Search code examples
amazon-s3mapreducehdfsbigdataemr

How map-reduce works on HDFS vs S3?


I have been trying to understand how different a map-reduce job is executed on HDFS vs S3. Can someone please address my questions:

Typically HDFS clusters are not only storage oriented, but also contain horsepower to execute MR jobs; and that is why the jobs are mapped on several data nodes and reduced on few. To be exact, the mapping (filter etc) is done on data locally, whereas the reducing (aggregation) is done on common node.

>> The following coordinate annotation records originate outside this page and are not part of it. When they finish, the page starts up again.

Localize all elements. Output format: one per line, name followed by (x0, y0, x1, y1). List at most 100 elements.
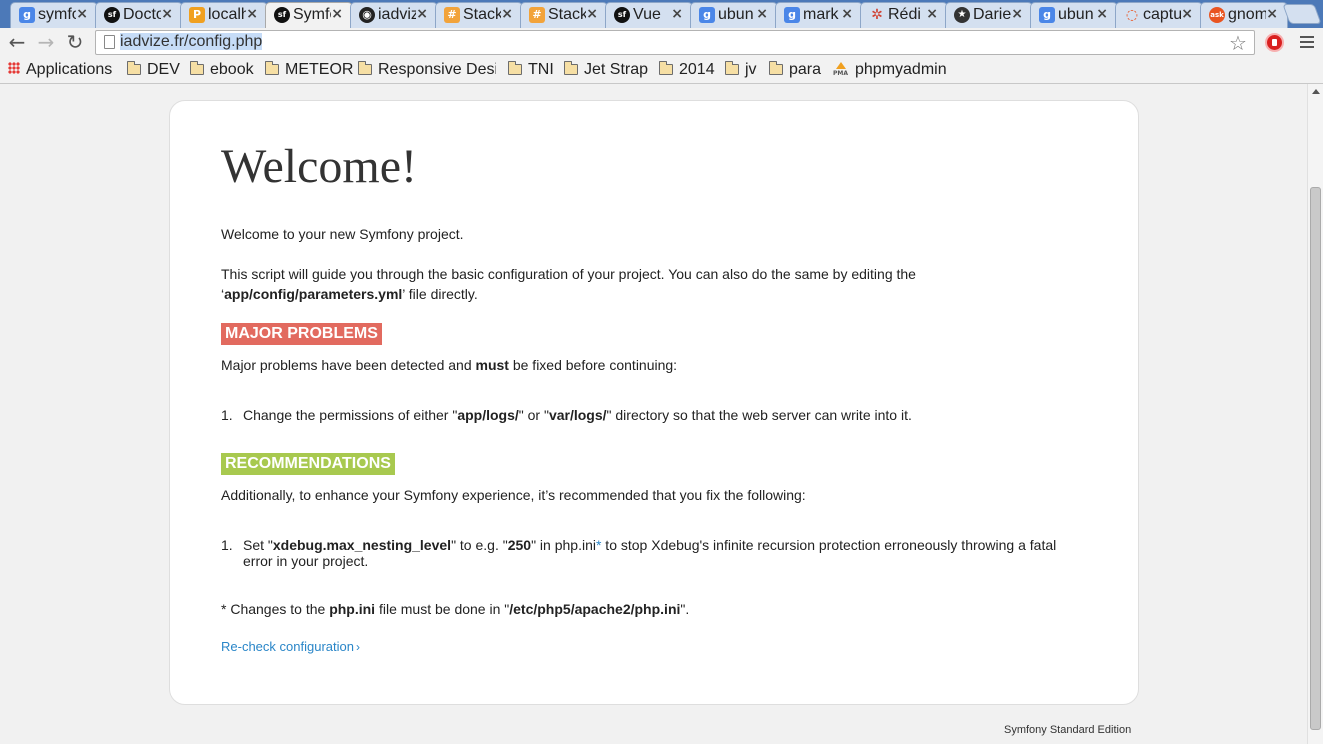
new-tab-button[interactable] (1282, 4, 1322, 24)
tab-2[interactable]: P localh × (180, 2, 268, 28)
bookmark-folder-2014[interactable]: 2014 (658, 61, 715, 79)
bookmark-folder-jet-strap[interactable]: Jet Strap (563, 61, 649, 79)
bookmarks-bar: Applications DEV ebook METEOR Responsive… (0, 57, 1323, 84)
address-bar[interactable]: iadvize.fr/config.php ☆ (95, 30, 1255, 55)
bookmark-label: phpmyadmin (855, 61, 947, 78)
bookmark-phpmyadmin[interactable]: PMA phpmyadmin (833, 61, 947, 79)
tab-1[interactable]: sf Docto × (95, 2, 183, 28)
scroll-up-arrow-icon[interactable] (1312, 89, 1320, 94)
guide-text: This script will guide you through the b… (221, 266, 916, 302)
close-icon[interactable]: × (331, 6, 343, 22)
bookmark-folder-jv[interactable]: jv (724, 61, 757, 79)
tab-label: localh (208, 6, 246, 23)
bookmark-star-icon[interactable]: ☆ (1229, 31, 1247, 55)
bookmark-folder-dev[interactable]: DEV (126, 61, 180, 79)
symfony-icon: sf (104, 7, 120, 23)
bookmark-label: jv (745, 61, 757, 78)
folder-icon (189, 61, 204, 75)
footer-edition-label: Symfony Standard Edition (1004, 724, 1132, 736)
reload-icon[interactable]: ↻ (64, 31, 86, 53)
url-text[interactable]: iadvize.fr/config.php (120, 33, 263, 51)
close-icon[interactable]: × (756, 6, 768, 22)
bookmark-folder-responsive[interactable]: Responsive Desig (358, 61, 496, 79)
bookmark-folder-ebook[interactable]: ebook (189, 61, 254, 79)
php-ini-note: * Changes to the php.ini file must be do… (221, 601, 690, 617)
tab-7[interactable]: sf Vue × (605, 2, 693, 28)
tab-14[interactable]: ask gnom × (1200, 2, 1288, 28)
bookmark-label: METEOR (285, 61, 354, 78)
tab-13[interactable]: ◌ captu × (1115, 2, 1203, 28)
close-icon[interactable]: × (161, 6, 173, 22)
folder-icon (724, 61, 739, 75)
tab-8[interactable]: g ubun × (690, 2, 778, 28)
stackoverflow-icon: # (529, 7, 545, 23)
bookmark-label: para (789, 61, 822, 78)
tab-9[interactable]: g mark × (775, 2, 863, 28)
redis-icon: ✲ (871, 7, 883, 23)
folder-icon (563, 61, 578, 75)
google-icon: g (784, 7, 800, 23)
tab-label: ubun (1058, 6, 1094, 23)
tab-0[interactable]: g symfo × (10, 2, 98, 28)
close-icon[interactable]: × (841, 6, 853, 22)
bookmark-label: Applications (26, 61, 113, 78)
stackoverflow-icon: # (444, 7, 460, 23)
config-card: Welcome! Welcome to your new Symfony pro… (169, 100, 1139, 705)
bookmark-folder-tni[interactable]: TNI (507, 61, 554, 79)
recommendations-intro: Additionally, to enhance your Symfony ex… (221, 487, 806, 503)
folder-icon (126, 61, 141, 75)
tab-5[interactable]: # Stack × (435, 2, 523, 28)
github-icon: ◉ (359, 7, 375, 23)
tab-12[interactable]: g ubun × (1030, 2, 1118, 28)
menu-icon[interactable] (1300, 36, 1314, 51)
close-icon[interactable]: × (501, 6, 513, 22)
google-icon: g (699, 7, 715, 23)
close-icon[interactable]: × (671, 6, 683, 22)
scroll-thumb[interactable] (1310, 187, 1321, 730)
folder-icon (358, 61, 372, 75)
close-icon[interactable]: × (1181, 6, 1193, 22)
adblock-extension-icon[interactable] (1265, 33, 1284, 52)
vertical-scrollbar[interactable] (1307, 84, 1323, 744)
tab-6[interactable]: # Stack × (520, 2, 608, 28)
close-icon[interactable]: × (1266, 6, 1278, 22)
tab-label: Stack (548, 6, 586, 23)
tab-3-active[interactable]: sf Symfo × (265, 2, 353, 28)
close-icon[interactable]: × (76, 6, 88, 22)
intro-text: Welcome to your new Symfony project. (221, 226, 464, 242)
tab-11[interactable]: ★ Darie × (945, 2, 1033, 28)
back-arrow-icon[interactable]: ← (6, 31, 28, 53)
askubuntu-icon: ask (1209, 7, 1225, 23)
forward-arrow-icon[interactable]: → (35, 31, 57, 53)
close-icon[interactable]: × (246, 6, 258, 22)
symfony-icon: sf (274, 7, 290, 23)
bookmark-folder-para[interactable]: para (768, 61, 822, 79)
close-icon[interactable]: × (586, 6, 598, 22)
close-icon[interactable]: × (926, 6, 938, 22)
folder-icon (264, 61, 279, 75)
apps-icon (8, 62, 20, 74)
bookmark-label: ebook (210, 61, 254, 78)
phpmyadmin-icon: PMA (833, 62, 849, 77)
tab-label: Vue (633, 6, 661, 23)
close-icon[interactable]: × (1011, 6, 1023, 22)
folder-icon (768, 61, 783, 75)
url-selection: iadvize.fr/config.php (120, 33, 263, 50)
google-icon: g (19, 7, 35, 23)
tab-label: Symfo (293, 6, 331, 23)
bookmark-folder-meteor[interactable]: METEOR (264, 61, 354, 79)
close-icon[interactable]: × (1096, 6, 1108, 22)
recheck-configuration-link[interactable]: Re-check configuration › (221, 639, 360, 654)
folder-icon (507, 61, 522, 75)
close-icon[interactable]: × (416, 6, 428, 22)
recommendations-heading: RECOMMENDATIONS (221, 453, 395, 475)
major-problems-heading: MAJOR PROBLEMS (221, 323, 382, 345)
tab-4[interactable]: ◉ iadviz × (350, 2, 438, 28)
tab-10[interactable]: ✲ Rédi × (860, 2, 948, 28)
bookmark-applications[interactable]: Applications (8, 61, 112, 79)
tab-label: iadviz (378, 6, 416, 23)
bookmark-label: DEV (147, 61, 180, 78)
bookmark-label: Jet Strap (584, 61, 649, 78)
tab-label: symfo (38, 6, 76, 23)
tab-label: Docto (123, 6, 161, 23)
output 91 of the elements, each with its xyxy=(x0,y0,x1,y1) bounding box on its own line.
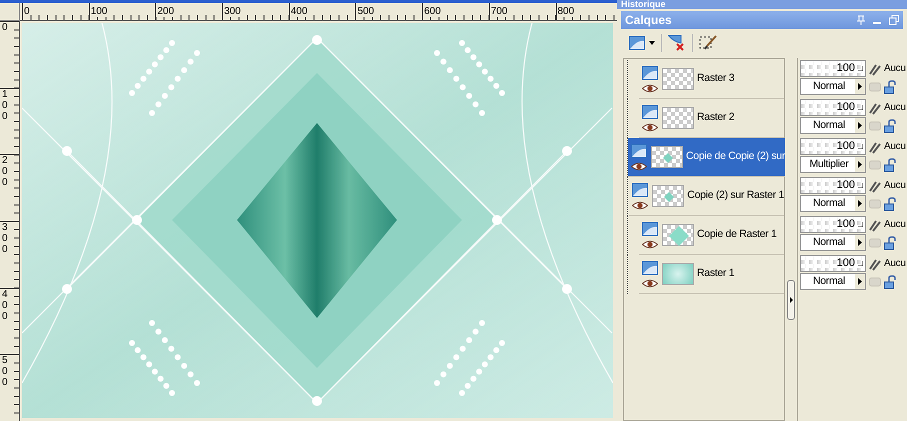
layer-thumbnail xyxy=(662,107,694,129)
slider-corner-icon xyxy=(858,183,863,188)
layer-row[interactable]: Raster 3 xyxy=(639,60,784,99)
layer-name: Copie de Raster 1 xyxy=(697,227,777,242)
lock-icon[interactable] xyxy=(884,236,896,250)
layer-icon[interactable] xyxy=(631,144,647,158)
caret-icon xyxy=(649,41,655,45)
mask-label: Aucu xyxy=(884,140,906,154)
ruler-label: 100 xyxy=(90,6,108,17)
layer-thumbnail xyxy=(662,224,694,246)
link-icon[interactable] xyxy=(868,256,882,270)
eye-icon[interactable] xyxy=(632,200,648,210)
ruler-label: 600 xyxy=(423,6,441,17)
eye-icon[interactable] xyxy=(642,278,658,288)
ruler-label: 800 xyxy=(556,6,574,17)
layer-thumbnail xyxy=(662,263,694,285)
layer-thumbnail xyxy=(651,146,683,168)
layer-row[interactable]: Copie (2) sur Raster 1 xyxy=(629,177,784,216)
lock-icon[interactable] xyxy=(884,80,896,94)
layer-row[interactable]: Raster 1 xyxy=(639,255,784,294)
ruler-label: 0 xyxy=(23,6,30,17)
expand-arrow-icon xyxy=(790,296,792,302)
link-icon[interactable] xyxy=(868,62,882,76)
opacity-field[interactable]: 100 xyxy=(800,255,866,272)
slider-corner-icon xyxy=(858,105,863,110)
layer-thumbnail xyxy=(652,185,684,207)
edit-selection-button[interactable] xyxy=(699,35,717,51)
lock-icon[interactable] xyxy=(884,196,896,210)
blend-mode-dropdown[interactable]: Normal xyxy=(800,117,866,134)
blend-mode-dropdown[interactable]: Normal xyxy=(800,234,866,251)
delete-layer-button[interactable] xyxy=(668,35,686,51)
mask-label: Aucu xyxy=(884,62,906,76)
layer-name: Copie (2) sur Raster 1 xyxy=(687,188,784,204)
lock-icon[interactable] xyxy=(884,118,896,132)
eye-icon[interactable] xyxy=(642,122,658,132)
delete-layer-icon xyxy=(668,35,686,51)
ruler-label: 500 xyxy=(356,6,374,17)
slider-corner-icon xyxy=(858,222,863,227)
mask-label: Aucu xyxy=(884,257,906,271)
restore-icon[interactable] xyxy=(889,15,899,25)
ruler-label: 400 xyxy=(290,6,308,17)
layer-icon[interactable] xyxy=(642,66,658,80)
layer-name: Raster 3 xyxy=(697,71,734,86)
layer-icon[interactable] xyxy=(642,222,658,236)
ruler-label: 0 xyxy=(2,22,9,33)
ruler-label: 200 xyxy=(2,155,9,188)
slider-corner-icon xyxy=(858,66,863,71)
layer-name: Raster 2 xyxy=(697,110,734,126)
mask-label: Aucu xyxy=(884,218,906,232)
ruler-label: 300 xyxy=(223,6,241,17)
layer-thumbnail xyxy=(662,68,694,90)
layer-icon[interactable] xyxy=(632,182,648,196)
slider-corner-icon xyxy=(858,144,863,149)
ruler-label: 200 xyxy=(156,6,174,17)
layer-name: Raster 1 xyxy=(697,266,734,282)
layer-icon xyxy=(629,36,647,50)
blend-mode-dropdown[interactable]: Normal xyxy=(800,78,866,95)
layer-icon[interactable] xyxy=(642,260,658,274)
panel-title: Historique xyxy=(621,0,666,9)
ruler-label: 400 xyxy=(2,288,9,322)
opacity-field[interactable]: 100 xyxy=(800,177,866,194)
selection-brush-icon xyxy=(699,35,717,51)
layer-icon[interactable] xyxy=(642,104,658,118)
pin-icon[interactable] xyxy=(857,15,865,25)
ruler-label: 300 xyxy=(2,222,9,255)
opacity-field[interactable]: 100 xyxy=(800,99,866,116)
link-icon[interactable] xyxy=(868,100,882,114)
panel-splitter-handle[interactable] xyxy=(787,280,795,320)
new-layer-button[interactable] xyxy=(629,36,655,50)
mask-label: Aucu xyxy=(884,179,906,193)
lock-icon[interactable] xyxy=(884,158,896,172)
link-icon[interactable] xyxy=(868,218,882,232)
link-icon[interactable] xyxy=(868,178,882,192)
opacity-field[interactable]: 100 xyxy=(800,60,866,77)
ruler-label: 700 xyxy=(490,6,508,17)
eye-icon[interactable] xyxy=(631,162,647,170)
link-icon[interactable] xyxy=(868,140,882,154)
blend-mode-dropdown[interactable]: Multiplier xyxy=(800,156,866,173)
ruler-label: 500 xyxy=(2,355,9,388)
panel-title: Calques xyxy=(625,12,673,29)
ruler-label: 100 xyxy=(2,88,9,122)
blend-mode-dropdown[interactable]: Normal xyxy=(800,195,866,212)
blend-mode-dropdown[interactable]: Normal xyxy=(800,273,866,290)
mask-label: Aucu xyxy=(884,101,906,115)
eye-icon[interactable] xyxy=(642,84,658,92)
slider-corner-icon xyxy=(858,261,863,266)
layer-row[interactable]: Copie de Raster 1 xyxy=(639,216,784,255)
eye-icon[interactable] xyxy=(642,240,658,248)
opacity-field[interactable]: 100 xyxy=(800,216,866,233)
lock-icon[interactable] xyxy=(884,274,896,288)
opacity-field[interactable]: 100 xyxy=(800,138,866,155)
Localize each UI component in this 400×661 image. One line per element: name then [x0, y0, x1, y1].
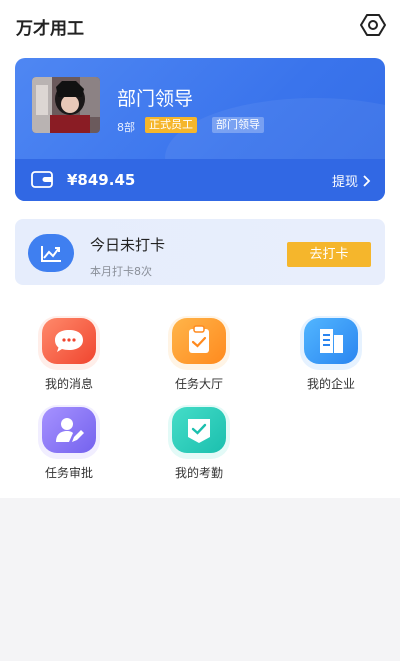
menu-item-task-hall[interactable]: 任务大厅: [149, 318, 249, 398]
profile-name: 部门领导: [117, 88, 194, 110]
menu-label: 任务审批: [44, 466, 93, 480]
trend-chart-icon: [28, 234, 74, 272]
attendance-icon: [172, 407, 226, 453]
approve-user-icon: [42, 407, 96, 453]
profile-department: 8部: [117, 121, 135, 134]
checkin-button[interactable]: 去打卡: [287, 242, 371, 267]
menu-item-enterprise[interactable]: 我的企业: [281, 318, 381, 398]
menu-label: 我的企业: [306, 377, 355, 391]
checkin-status-title: 今日未打卡: [90, 236, 166, 254]
menu-label: 任务大厅: [174, 377, 223, 391]
withdraw-button[interactable]: 提现: [332, 171, 371, 190]
withdraw-label: 提现: [331, 175, 358, 190]
menu-label: 我的消息: [44, 377, 93, 391]
task-clipboard-icon: [172, 318, 226, 364]
settings-hexagon-icon[interactable]: [360, 12, 386, 38]
role-badge: 部门领导: [212, 117, 264, 133]
chevron-right-icon: [363, 174, 371, 187]
message-icon: [42, 318, 96, 364]
menu-item-messages[interactable]: 我的消息: [19, 318, 119, 398]
checkin-monthly-count: 本月打卡8次: [90, 265, 152, 278]
wallet-icon: [31, 170, 53, 188]
app-header: 万才用工: [0, 0, 400, 52]
menu-item-attendance[interactable]: 我的考勤: [149, 407, 249, 487]
app-title: 万才用工: [16, 19, 84, 39]
menu-item-task-approval[interactable]: 任务审批: [19, 407, 119, 487]
avatar[interactable]: [32, 77, 100, 133]
profile-card[interactable]: 部门领导 8部 正式员工 部门领导 ¥849.45 提现: [15, 58, 385, 201]
menu-label: 我的考勤: [174, 466, 223, 480]
enterprise-icon: [304, 318, 358, 364]
checkin-card: 今日未打卡 本月打卡8次 去打卡: [15, 219, 385, 285]
wallet-balance: ¥849.45: [67, 171, 136, 189]
wallet-bar: ¥849.45 提现: [15, 159, 385, 201]
employee-type-badge: 正式员工: [145, 117, 197, 133]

Does this approach work as it is on S3? As far as I understand, S3 is just a data store. Does hadoop has to COPY WHOLE data from S3 and then run Map (filter) and reduce (aggregation) locally? or it follows exactly same approach as HDFS. If the former case is true, running jobs on S3 could be slower than running jobs on HDFS (due to copying overhead).

Please share your thoughts.


Solution

  • Performance of S3 is slower than HDFS, but it provides other features like bucket versioning and elasticity and other data recovery schemes(Netflix uses a Hadoop cluster using S3).

    Theoretically, before the split computation, the sizes of input files need to be determined, so hadoop itself has an filesystem implementation on top of S3 which allows higher layers to be agnostic of the source of the data. Map-Reduce calls the generic file listing API against each input directory to get the size of all files in the directory.

    Amazons EMR have a special version of the S3 File System that can stream data directly to S3 instead of buffering to intermediate local files this can make it faster on EMR.